Government not serious about lower home prices, developer says
Industry players believe Beijing wants land prices to stay high to ensure stable revenue for local authorities despite vows to cool market
Mainland developers are growing frustrated with the disconnect between the government's measures to cool property prices and its reluctance to allow those for development sites, a crucial source of local authorities' revenue, to decline.
Recent moves by dozens of cities to ease restrictions on purchases of additional homes are seen as another contradiction between Beijing's avowed concern over rising prices and the imperatives of local government fundraising.
"In all the tightening campaigns for the property market, we haven't seen the government ever consider getting less money from the land market or cut taxes," Ren Zhiqiang, chairman of state-owned developer Huayuan Real Estate, told a forum in Boao on Thursday.
"So they actually do not want home prices to fall. When home prices are just starting to fall and everyone says it's a good thing, the government lifts home purchase restrictions. Dare they undergo the downturn and not scrap the restrictions? The problem is that the government does not want home prices to fall. It wants land prices to stay high."
Local governments, desperate to raise revenue from land sales, had urged state-owned enterprises to prop up the market, driving land prices to record highs, industry observers said.
On Thursday, a new "land king" - as development sites that are sold for record prices are dubbed - emerged in Fujian province. State-owned Fuzhou Hai Sheung Real Estate Development paid 518 million yuan (HK$651 million), or 12,634 yuan per square metre, for a site in Xiamen's Xiang An district.
In Zhengzhou, Henan province, a prime residential site went to Zhengzhou Real Estate Investment, also state owned, on Wednesday for 524.3 million yuan, 128.6 per cent higher than the auction's starting price. The price per square metre of 16,143 yuan is a record for the area.

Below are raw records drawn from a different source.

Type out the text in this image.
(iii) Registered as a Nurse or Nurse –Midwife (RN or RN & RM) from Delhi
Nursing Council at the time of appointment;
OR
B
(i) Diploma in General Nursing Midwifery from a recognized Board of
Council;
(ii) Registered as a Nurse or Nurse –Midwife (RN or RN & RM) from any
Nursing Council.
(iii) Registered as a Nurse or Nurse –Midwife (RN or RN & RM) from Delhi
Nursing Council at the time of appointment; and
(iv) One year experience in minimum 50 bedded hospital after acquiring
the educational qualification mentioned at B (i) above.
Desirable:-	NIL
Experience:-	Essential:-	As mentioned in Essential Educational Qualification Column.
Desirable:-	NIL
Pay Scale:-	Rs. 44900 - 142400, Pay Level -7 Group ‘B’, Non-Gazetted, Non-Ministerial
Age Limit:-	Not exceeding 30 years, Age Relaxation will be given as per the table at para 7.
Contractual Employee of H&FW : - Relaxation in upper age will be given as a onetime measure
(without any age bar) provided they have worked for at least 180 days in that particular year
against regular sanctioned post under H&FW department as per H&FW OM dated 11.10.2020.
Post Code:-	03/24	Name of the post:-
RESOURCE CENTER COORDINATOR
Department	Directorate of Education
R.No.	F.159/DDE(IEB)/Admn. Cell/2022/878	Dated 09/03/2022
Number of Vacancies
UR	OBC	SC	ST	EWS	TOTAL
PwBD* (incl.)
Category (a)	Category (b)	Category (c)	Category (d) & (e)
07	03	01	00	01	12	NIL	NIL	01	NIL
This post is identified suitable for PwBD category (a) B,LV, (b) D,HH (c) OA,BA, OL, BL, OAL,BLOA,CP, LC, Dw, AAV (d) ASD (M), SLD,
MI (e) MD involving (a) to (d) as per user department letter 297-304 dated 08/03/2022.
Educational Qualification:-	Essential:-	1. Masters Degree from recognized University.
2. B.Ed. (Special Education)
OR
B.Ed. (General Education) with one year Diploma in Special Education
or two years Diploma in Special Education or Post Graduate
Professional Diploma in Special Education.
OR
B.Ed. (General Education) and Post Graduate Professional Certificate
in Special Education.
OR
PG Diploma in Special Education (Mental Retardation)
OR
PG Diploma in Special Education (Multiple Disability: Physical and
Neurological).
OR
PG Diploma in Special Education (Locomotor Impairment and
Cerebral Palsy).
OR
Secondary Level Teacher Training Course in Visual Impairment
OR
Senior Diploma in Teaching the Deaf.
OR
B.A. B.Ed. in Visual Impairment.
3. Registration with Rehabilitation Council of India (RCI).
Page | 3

The mainland could start to impose a nationwide property tax in 2017 and, by the end of this year, the cabinet would submit a draft to lawmakers for readings and discussions, said a top government adviser on tax.
Jia Kang, head of a think tank under the Ministry of Finance, said the mainland would not expand a trial, started in 2011 in Shanghai and Chongqing, to other cities this year.
The new leadership pledged earlier this year to speed up efforts to draft and pass a law on property tax. That is taken by some experts as a sign that Xi is not happy with the trial as it failed to curb housing inflation in the two municipalities.
"That's an improper interpretation," Jia said. "A suspension for one or two years does not mean no action in the future."
But Gu Yunchang, a senior adviser to the Ministry of Housing and Urban-Rural Development, said he expected the law to take longer to be approved.
In Jia's optimistic expectation, lawmakers will have four rounds of readings on the State Council proposal next year, accompanied by heated debates, and then reach a consensus in 2016.
A market downturn is hitting local governments' coffers this year as land premiums and property-related tax contribute at least a third of their income. In some cities, the ratio can exceed 90 per cent.
Gu said land prices were still on the rise in the first half and the pace could slow in the second. "Backing up high home prices are expensive land prices," he said. "The land market is monopolised [by the government]."
While some in the forum expect the property market to recover later this year, Gu said: "The bad fundamentals remain unchanged, with all the old [land, fiscal and financial] systems still plaguing the industry."